Earlier, the Dow, S&P 500 and Nasdaq were trading sharply higher, rebounding from a sharp two-day sell-off. Stronger-than-expected earnings helped lift stocks. The major indexes fell sharply in the previous two sessions, with the Dow falling more than 500 points in that time period.

Rising yields have also put stocks under pressure, elevating concerns over whether higher interest rates could snuff out the bull market.

"There was quite a bit of damage done on a short-term basis with equity indices and many sectors snapping one-month trendlines on heavy negative breadth and higher volume," Mark Newton, a managing member at Newton Advisors, said in a note to clients. "It's tough to think markets simply recover right away and this proved to be two days only."

Boeing, Eli Lilly and, Anthem among the latest companies that reported quarterly results. Their earnings and revenues topped analyst expectations. Thus far, corporate earnings have mostly surpassed analyst expectations.

Of the S&P 500 companies that had reported as of Tuesday morning, 80 percent have posted better-than-expected earnings, while 81 percent have beaten top-line estimates, according to Thomson Reuters I/B/E/S.

"Despite the potential negative impact of write-offs related to the [tax bill], Q4-2017 should mark the sixth straight quarter of positive year-over-year earnings growth and the seventh quarter of positive revenue growth," said Ed Yardeni, the president and chief investment strategist at Yardeni Research.

In economic news, ADP and Moody's Analytics Wednesday said private companies added 234,000 jobs in January. Economists polled by Reuters expected a gain of 185,000. The report serves as a preview to the U.S. government's monthly jobs report, which is scheduled for release Friday at 8:30 a.m. ET.

Other data released Wednesday included the Chicago purchasing manager's index (PMI), which fell slightly in January, and pending home sales, which rose 0.5 percent in December.

On the political front, traders assessed President Donald Trump's State of the Union address.

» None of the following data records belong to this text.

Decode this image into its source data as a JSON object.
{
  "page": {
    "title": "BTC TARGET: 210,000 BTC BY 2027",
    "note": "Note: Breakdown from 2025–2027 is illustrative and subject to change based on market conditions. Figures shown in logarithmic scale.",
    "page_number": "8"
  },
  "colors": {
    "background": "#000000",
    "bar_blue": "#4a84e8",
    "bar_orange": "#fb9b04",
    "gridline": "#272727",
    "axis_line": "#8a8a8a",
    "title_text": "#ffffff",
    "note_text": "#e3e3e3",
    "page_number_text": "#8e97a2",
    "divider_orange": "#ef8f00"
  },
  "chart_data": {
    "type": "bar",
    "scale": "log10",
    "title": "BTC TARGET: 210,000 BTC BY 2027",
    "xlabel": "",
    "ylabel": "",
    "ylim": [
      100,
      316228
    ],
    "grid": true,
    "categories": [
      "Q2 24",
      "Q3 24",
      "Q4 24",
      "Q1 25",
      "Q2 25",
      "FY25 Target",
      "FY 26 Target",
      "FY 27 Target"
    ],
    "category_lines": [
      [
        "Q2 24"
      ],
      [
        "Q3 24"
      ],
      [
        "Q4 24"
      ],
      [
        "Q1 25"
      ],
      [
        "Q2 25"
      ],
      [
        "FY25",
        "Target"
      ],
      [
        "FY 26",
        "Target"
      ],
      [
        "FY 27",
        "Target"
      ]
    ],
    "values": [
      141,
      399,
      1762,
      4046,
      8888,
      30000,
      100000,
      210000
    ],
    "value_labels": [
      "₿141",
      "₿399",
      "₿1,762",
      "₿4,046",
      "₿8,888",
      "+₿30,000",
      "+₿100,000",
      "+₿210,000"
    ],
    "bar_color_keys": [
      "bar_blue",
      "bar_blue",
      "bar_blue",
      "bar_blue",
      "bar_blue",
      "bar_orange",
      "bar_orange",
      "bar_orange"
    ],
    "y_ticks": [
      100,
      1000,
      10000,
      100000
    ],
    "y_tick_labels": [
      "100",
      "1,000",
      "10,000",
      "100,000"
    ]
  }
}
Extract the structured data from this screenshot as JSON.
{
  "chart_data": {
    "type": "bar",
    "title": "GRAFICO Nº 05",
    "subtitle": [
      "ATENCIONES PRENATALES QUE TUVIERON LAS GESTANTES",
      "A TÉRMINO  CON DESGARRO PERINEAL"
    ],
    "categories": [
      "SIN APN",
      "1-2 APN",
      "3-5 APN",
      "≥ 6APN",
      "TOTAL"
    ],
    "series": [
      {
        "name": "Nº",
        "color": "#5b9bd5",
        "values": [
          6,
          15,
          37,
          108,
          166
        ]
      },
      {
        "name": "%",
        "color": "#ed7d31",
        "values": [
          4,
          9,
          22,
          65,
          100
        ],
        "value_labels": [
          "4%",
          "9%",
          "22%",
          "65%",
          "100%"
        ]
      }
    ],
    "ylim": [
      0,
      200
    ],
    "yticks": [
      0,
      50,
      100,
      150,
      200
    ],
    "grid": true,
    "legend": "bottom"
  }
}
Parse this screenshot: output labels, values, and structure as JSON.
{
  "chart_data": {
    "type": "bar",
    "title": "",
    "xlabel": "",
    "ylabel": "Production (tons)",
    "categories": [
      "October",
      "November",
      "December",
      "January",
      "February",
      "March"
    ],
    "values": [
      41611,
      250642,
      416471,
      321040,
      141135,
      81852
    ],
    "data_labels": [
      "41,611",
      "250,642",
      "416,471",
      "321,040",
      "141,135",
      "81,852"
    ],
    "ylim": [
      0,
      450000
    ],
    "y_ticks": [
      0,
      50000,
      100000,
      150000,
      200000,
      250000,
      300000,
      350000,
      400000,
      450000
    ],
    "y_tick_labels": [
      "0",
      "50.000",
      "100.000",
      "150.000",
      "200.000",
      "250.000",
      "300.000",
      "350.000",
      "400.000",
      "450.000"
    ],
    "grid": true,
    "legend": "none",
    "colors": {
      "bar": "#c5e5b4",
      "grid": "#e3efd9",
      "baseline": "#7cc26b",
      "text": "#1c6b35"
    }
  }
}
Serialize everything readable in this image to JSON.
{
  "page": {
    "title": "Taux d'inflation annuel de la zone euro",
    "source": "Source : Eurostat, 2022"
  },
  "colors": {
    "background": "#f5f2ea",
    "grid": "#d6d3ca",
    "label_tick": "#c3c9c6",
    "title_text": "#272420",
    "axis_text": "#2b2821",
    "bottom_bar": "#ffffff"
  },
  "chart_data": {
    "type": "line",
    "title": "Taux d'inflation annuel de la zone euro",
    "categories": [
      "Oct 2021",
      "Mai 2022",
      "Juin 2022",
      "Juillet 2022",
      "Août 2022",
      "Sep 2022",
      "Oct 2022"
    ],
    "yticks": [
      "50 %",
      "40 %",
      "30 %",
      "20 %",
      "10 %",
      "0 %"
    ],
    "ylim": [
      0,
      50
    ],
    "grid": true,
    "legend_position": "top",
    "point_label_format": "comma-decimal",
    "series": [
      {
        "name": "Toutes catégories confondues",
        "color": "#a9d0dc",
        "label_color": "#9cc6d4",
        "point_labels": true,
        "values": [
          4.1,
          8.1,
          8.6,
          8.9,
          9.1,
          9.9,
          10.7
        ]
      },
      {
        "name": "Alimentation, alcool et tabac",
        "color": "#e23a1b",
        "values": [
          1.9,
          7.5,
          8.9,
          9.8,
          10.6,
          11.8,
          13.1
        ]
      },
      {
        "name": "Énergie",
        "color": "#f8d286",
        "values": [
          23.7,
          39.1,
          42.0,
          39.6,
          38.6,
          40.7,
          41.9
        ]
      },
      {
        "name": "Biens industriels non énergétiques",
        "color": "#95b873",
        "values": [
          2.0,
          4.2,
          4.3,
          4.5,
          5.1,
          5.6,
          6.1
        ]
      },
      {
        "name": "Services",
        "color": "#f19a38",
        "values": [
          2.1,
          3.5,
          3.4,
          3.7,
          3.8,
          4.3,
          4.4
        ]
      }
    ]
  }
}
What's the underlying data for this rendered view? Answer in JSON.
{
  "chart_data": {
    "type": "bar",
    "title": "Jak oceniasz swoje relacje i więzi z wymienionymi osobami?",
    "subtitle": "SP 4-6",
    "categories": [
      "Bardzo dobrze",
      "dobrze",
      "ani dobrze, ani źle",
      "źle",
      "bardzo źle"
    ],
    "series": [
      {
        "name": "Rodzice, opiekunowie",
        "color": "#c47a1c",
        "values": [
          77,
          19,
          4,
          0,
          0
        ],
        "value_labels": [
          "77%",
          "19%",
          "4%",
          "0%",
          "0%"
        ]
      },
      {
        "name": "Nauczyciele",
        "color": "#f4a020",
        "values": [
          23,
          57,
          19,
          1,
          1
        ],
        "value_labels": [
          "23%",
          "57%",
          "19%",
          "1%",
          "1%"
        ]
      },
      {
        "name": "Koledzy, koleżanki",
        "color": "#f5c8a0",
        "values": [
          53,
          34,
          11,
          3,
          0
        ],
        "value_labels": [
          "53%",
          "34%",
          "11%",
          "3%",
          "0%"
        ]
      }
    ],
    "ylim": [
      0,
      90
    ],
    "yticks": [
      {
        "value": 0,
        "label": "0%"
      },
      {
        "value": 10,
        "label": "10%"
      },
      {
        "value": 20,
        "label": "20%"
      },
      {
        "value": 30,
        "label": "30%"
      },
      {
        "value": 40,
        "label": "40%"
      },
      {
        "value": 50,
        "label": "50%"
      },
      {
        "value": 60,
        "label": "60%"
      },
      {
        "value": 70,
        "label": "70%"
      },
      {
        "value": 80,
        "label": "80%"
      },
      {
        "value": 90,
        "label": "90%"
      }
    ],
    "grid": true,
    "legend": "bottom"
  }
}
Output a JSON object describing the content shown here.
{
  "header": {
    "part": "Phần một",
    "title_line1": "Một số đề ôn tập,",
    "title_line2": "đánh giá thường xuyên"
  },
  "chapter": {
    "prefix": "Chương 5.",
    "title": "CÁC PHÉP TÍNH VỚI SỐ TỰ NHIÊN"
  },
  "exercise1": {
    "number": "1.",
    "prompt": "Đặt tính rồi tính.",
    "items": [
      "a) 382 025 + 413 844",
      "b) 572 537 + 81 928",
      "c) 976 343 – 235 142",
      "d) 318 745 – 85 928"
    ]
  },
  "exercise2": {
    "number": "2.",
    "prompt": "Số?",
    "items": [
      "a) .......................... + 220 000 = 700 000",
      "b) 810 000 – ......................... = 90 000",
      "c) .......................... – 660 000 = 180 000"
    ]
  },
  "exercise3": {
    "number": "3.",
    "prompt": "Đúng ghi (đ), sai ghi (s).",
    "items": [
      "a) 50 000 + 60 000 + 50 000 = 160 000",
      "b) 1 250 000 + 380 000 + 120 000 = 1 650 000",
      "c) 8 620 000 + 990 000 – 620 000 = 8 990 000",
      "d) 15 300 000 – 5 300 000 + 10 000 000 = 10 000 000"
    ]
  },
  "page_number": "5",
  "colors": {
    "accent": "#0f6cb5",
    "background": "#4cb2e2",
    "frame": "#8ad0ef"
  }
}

The overall theme was "a safe, strong and proud America," with Trump touching upon topics such as immigration, bipartisan cooperation, infrastructure and the economy.

"The biggest reaction was towards the end, when it became clear there weren't going to be any surprises," said Chuck Self, a chief investment officer of iSectors.

He noted stock futures started to climb around that time Tuesday night.